Ecco perché abbiamo tirato fuori la storia dell’ispettore Sanna.
Bene farebbe il questore Rossi, prima di andare via, non solo a ricostruire 4 indagini emblematiche di questa stagione (sono su, abbiamo fornito i dettagli) ma anche eventualmente a rinvenire il nesso tra le indagini della questura parallela sulla criminalità organizzata e il range di clienti di taluni studi professionali. Così, per capire.

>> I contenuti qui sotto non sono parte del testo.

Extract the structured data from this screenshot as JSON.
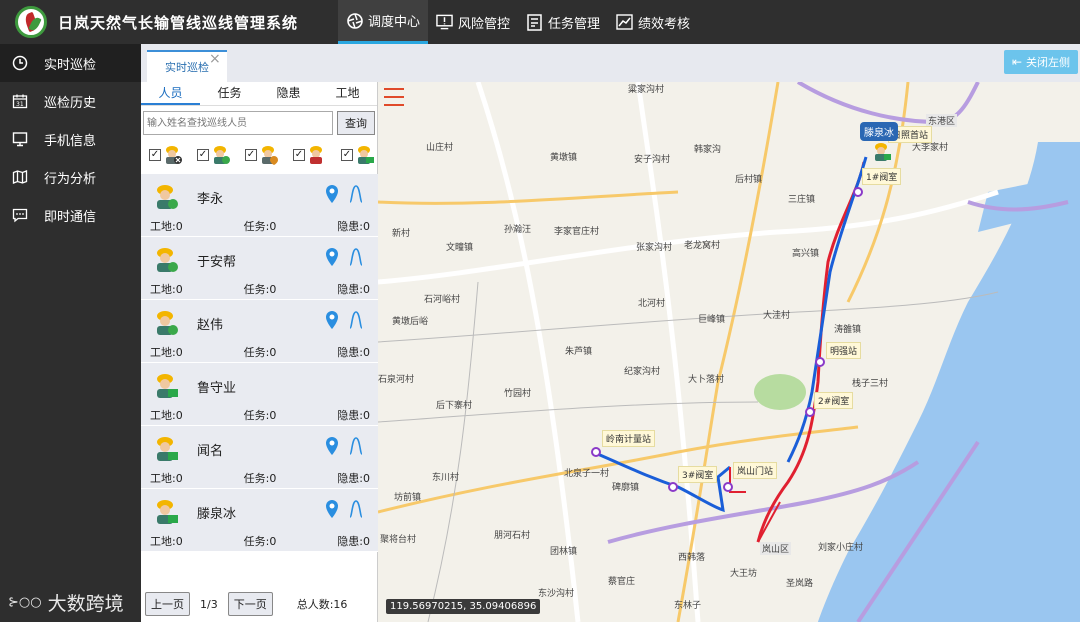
{
  "app": {
    "title": "日岚天然气长输管线巡线管理系统"
  },
  "nav": {
    "items": [
      {
        "label": "调度中心",
        "active": true
      },
      {
        "label": "风险管控"
      },
      {
        "label": "任务管理"
      },
      {
        "label": "绩效考核"
      }
    ]
  },
  "sidebar": {
    "items": [
      {
        "label": "实时巡检",
        "active": true
      },
      {
        "label": "巡检历史"
      },
      {
        "label": "手机信息"
      },
      {
        "label": "行为分析"
      },
      {
        "label": "即时通信"
      }
    ],
    "watermark": "大数跨境"
  },
  "tabs": {
    "current": "实时巡检",
    "close_left": "关闭左侧"
  },
  "panel": {
    "tabs": [
      "人员",
      "任务",
      "隐患",
      "工地"
    ],
    "search": {
      "placeholder": "输入姓名查找巡线人员",
      "button": "查询"
    },
    "persons": [
      {
        "name": "李永",
        "site": "工地:0",
        "task": "任务:0",
        "hazard": "隐患:0",
        "has_location": true
      },
      {
        "name": "于安帮",
        "site": "工地:0",
        "task": "任务:0",
        "hazard": "隐患:0",
        "has_location": true
      },
      {
        "name": "赵伟",
        "site": "工地:0",
        "task": "任务:0",
        "hazard": "隐患:0",
        "has_location": true
      },
      {
        "name": "鲁守业",
        "site": "工地:0",
        "task": "任务:0",
        "hazard": "隐患:0",
        "has_location": false
      },
      {
        "name": "闻名",
        "site": "工地:0",
        "task": "任务:0",
        "hazard": "隐患:0",
        "has_location": true
      },
      {
        "name": "滕泉冰",
        "site": "工地:0",
        "task": "任务:0",
        "hazard": "隐患:0",
        "has_location": true
      }
    ],
    "pager": {
      "prev": "上一页",
      "page": "1/3",
      "next": "下一页",
      "total": "总人数:16"
    }
  },
  "map": {
    "coord": "119.56970215, 35.09406896",
    "marker": "滕泉冰",
    "places": [
      "粱家沟村",
      "山庄村",
      "黄墩镇",
      "安子沟村",
      "韩家沟",
      "后村镇",
      "三庄镇",
      "新村",
      "孙瀚汪",
      "李家官庄村",
      "文疃镇",
      "张家沟村",
      "老龙窝村",
      "高兴镇",
      "石河峪村",
      "北河村",
      "巨峰镇",
      "大洼村",
      "涛雒镇",
      "黄墩后峪",
      "朱芦镇",
      "纪家沟村",
      "大卜落村",
      "栈子三村",
      "石泉河村",
      "竹园村",
      "后下寨村",
      "东川村",
      "北泉子一村",
      "碑廓镇",
      "坊前镇",
      "聚将台村",
      "朋河石村",
      "团林镇",
      "西韩落",
      "东沙沟村",
      "蔡官庄",
      "大王坊",
      "圣岚路",
      "东林子",
      "刘家小庄村",
      "大李家村",
      "东港区",
      "岚山区"
    ],
    "stations": [
      "日照首站",
      "1#阀室",
      "明强站",
      "2#阀室",
      "岚山门站",
      "3#阀室",
      "岭南计量站"
    ]
  }
}
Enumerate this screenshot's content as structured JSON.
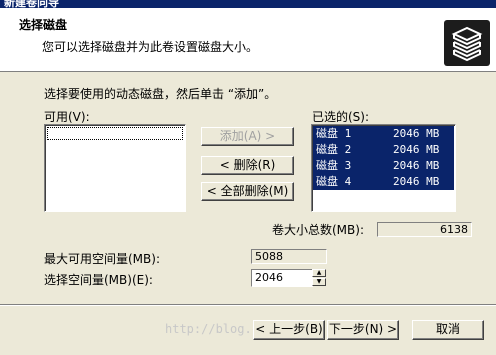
{
  "window": {
    "title": "新建卷向导"
  },
  "header": {
    "title": "选择磁盘",
    "subtitle": "您可以选择磁盘并为此卷设置磁盘大小。",
    "icon": "disk-stack-icon"
  },
  "instruction": "选择要使用的动态磁盘，然后单击 “添加”。",
  "available": {
    "label": "可用(V):",
    "items": []
  },
  "selected": {
    "label": "已选的(S):",
    "items": [
      {
        "name": "磁盘 1",
        "size": "2046 MB"
      },
      {
        "name": "磁盘 2",
        "size": "2046 MB"
      },
      {
        "name": "磁盘 3",
        "size": "2046 MB"
      },
      {
        "name": "磁盘 4",
        "size": "2046 MB"
      }
    ]
  },
  "buttons": {
    "add": "添加(A) >",
    "remove": "< 删除(R)",
    "remove_all": "< 全部删除(M)",
    "back": "< 上一步(B)",
    "next": "下一步(N) >",
    "cancel": "取消"
  },
  "total_size": {
    "label": "卷大小总数(MB):",
    "value": "6138"
  },
  "max_space": {
    "label": "最大可用空间量(MB):",
    "value": "5088"
  },
  "select_space": {
    "label": "选择空间量(MB)(E):",
    "value": "2046"
  },
  "watermark": "http://blog.csdn.net/"
}
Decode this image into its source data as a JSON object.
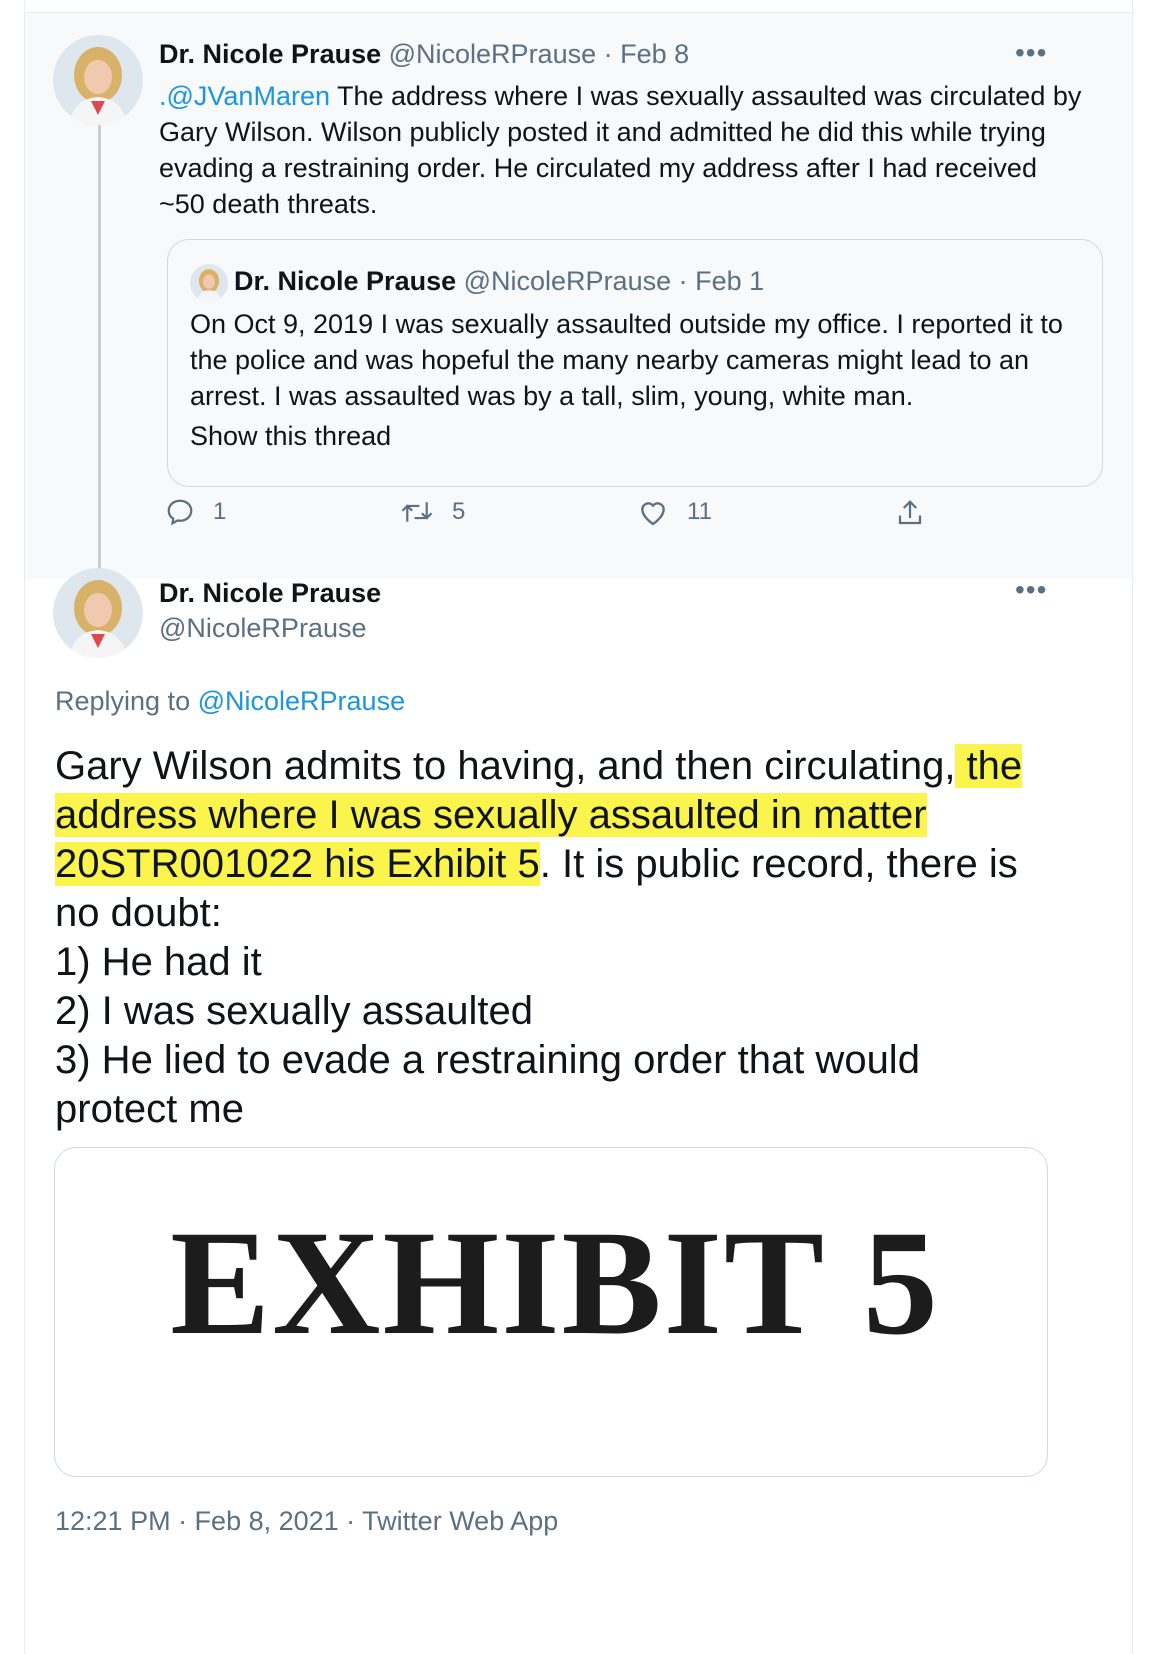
{
  "parent_tweet": {
    "author_name": "Dr. Nicole Prause",
    "author_handle": "@NicoleRPrause",
    "date": "Feb 8",
    "mention": ".@JVanMaren",
    "text_lines": [
      " The address where I was sexually assaulted was circulated by",
      "Gary Wilson. Wilson publicly posted it and admitted he did this while trying",
      "evading a restraining order. He circulated my address after I had received",
      "~50 death threats."
    ],
    "more_label": "•••",
    "quoted_tweet": {
      "author_name": "Dr. Nicole Prause",
      "author_handle": "@NicoleRPrause",
      "date": "Feb 1",
      "text_lines": [
        "On Oct 9, 2019 I was sexually assaulted outside my office. I reported it to",
        "the police and was hopeful the many nearby cameras might lead to an",
        "arrest. I was assaulted was by a tall, slim, young, white man."
      ],
      "show_thread_label": "Show this thread"
    },
    "actions": {
      "reply_count": "1",
      "retweet_count": "5",
      "like_count": "11"
    }
  },
  "main_tweet": {
    "author_name": "Dr. Nicole Prause",
    "author_handle": "@NicoleRPrause",
    "more_label": "•••",
    "replying_to_label": "Replying to",
    "replying_to_handle": "@NicoleRPrause",
    "text": {
      "l1_plain": "Gary Wilson admits to having, and then circulating,",
      "l1_hl": " the",
      "l2_hl": "address where I was sexually assaulted in matter",
      "l3_hl": "20STR001022 his Exhibit 5",
      "l3_plain": ". It is public record, there is",
      "l4": "no doubt:",
      "l5": "1) He had it",
      "l6": "2) I was sexually assaulted",
      "l7": "3) He lied to evade a restraining order that would",
      "l8": "protect me"
    },
    "media_text": "EXHIBIT 5",
    "timestamp": "12:21 PM · Feb 8, 2021 · Twitter Web App"
  },
  "colors": {
    "link": "#1b95e0",
    "muted": "#5b7083",
    "highlight": "#fbf44c",
    "parent_bg": "#f7f9fa"
  }
}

Questore Rossi, non le chiediamo di occuparsi del caso D’Alba, questione ben al di là del suo mandato foggiano ma, insomma, a capire qualcosa di più sì. E a staccare la spina da quel mondo.
La grande narrazione
Perché tutto lo Stato - come chi scrive - deve prendere congedo da questa stagione. E sarà complicatissimo. Perché per dimostrare di aver vinto, lo Stato ha imbastito negli ultimi 6/7 anni una fantastica, iperreale narrazione costruendo (provandoci almeno) un nuovo patto sociale: da un lato la verticalità della “Squadra Stato”, dall’altro l’asse con il vecchio notabilato e le (scarne) propaggini della società civile nate vissute e pasciute a pane e antimafia sociale.
Non è un’operazione di poco conto. Dentro ci sono almeno cinque, sei direttrici di intervento.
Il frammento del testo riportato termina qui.